The paper presented by Andrew Olson, ordinary Council member, argues that Tie Clubs do not meet the standards of the Union’s Equality of Opportunities Policy, namely, fostering ”an environment free of unfair discrimination and harassment”. Therefore, according to the policy, they should be suspended and not granted “the use of Union resources and facilities”.

The paper aims at the removal of the tankards of The 22s Club, The Chaps Club and The Links Club, at least until they “provide sufficient evidence that they comply with the Equal Opportunities Policy to the satisfaction of Union Council”.

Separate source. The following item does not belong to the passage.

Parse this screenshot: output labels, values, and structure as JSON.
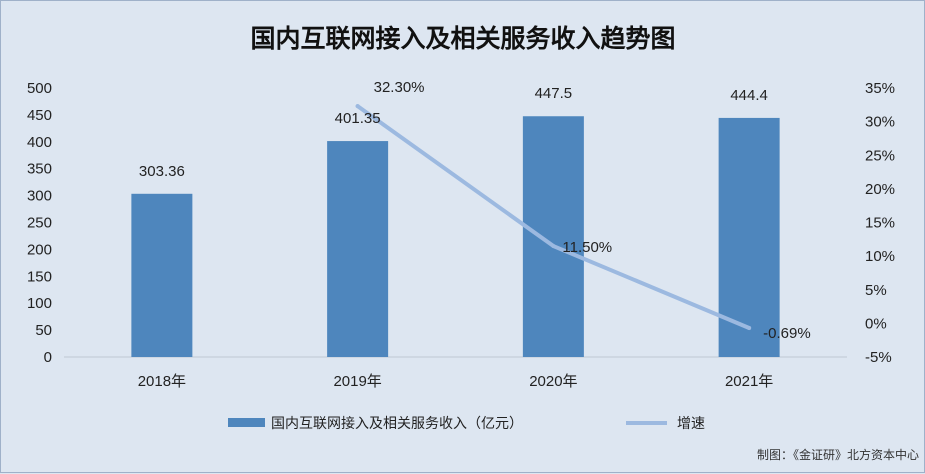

This may mean the clubs would have to provide detailed information on their current student members’ demographic, including race, gender and social background. It is also likely that complying with an Equality of Opportunities Policy would translate into abandoning the “invite-only” member’s policy that many of these Clubs adopt.

This is not the first time the issue of Tie Clubs has been raised at Council according to Olson. However, he said that previous attempts to discuss the Union’s affiliation to these Clubs have been almost immediately terminated as a result of Tie Club pressures.

Olson told felix that he had been tasked by Council to find out whether the Links Club accepted women in their ranks (The 22s notoriously don’t), as there was no mention in their online resources. “After sending a one-line email to a member of the CGCA (CGCU alumni association) I received snarky remarks from different alumni in the subsequent alumni meetings. After this, it was extremely difficult for me to contact them and to try to organise events with them.”

Trying to look into Tie Club culture can also prove tricky when a large percentage of sabbatical officers are also members of these clubs. For example, Nas Andriopoulos, current Union President, is a member of the 22s, as is next year’s Deputy President (Finance and Services), Matt Blackett. This year’s Deputy President (Clubs and Societies), James Cox is reportedly a 22 and was initiated right before he was elected, during the election results party last year.

In response to felix’s enquiry the Union said: “The tie clubs are not affiliated to Imperial College Union and we do not fund, support, govern or administrate them in any way; their policies are their responsibility.”

We also approached the Chaps Chair George Warner.

According to Warner, the club has always “had a policy of promoting student and alumni involvement within Imperial College, especially the RSM.

“As of last year we introduced our first female member, after a vote including student and alumni members. This is not ‘tokenism’, but a genuine effort to change, as such the club has been inviting female members of the RSM to Chaps events for the last three years in a bid change general opinion of the club towards being all-inclusive. For the avoidance of doubt, we do not discriminate on any characteristic.”

Whether the Tie Clubs will successfully refute Olson’s Claims remains to be seen.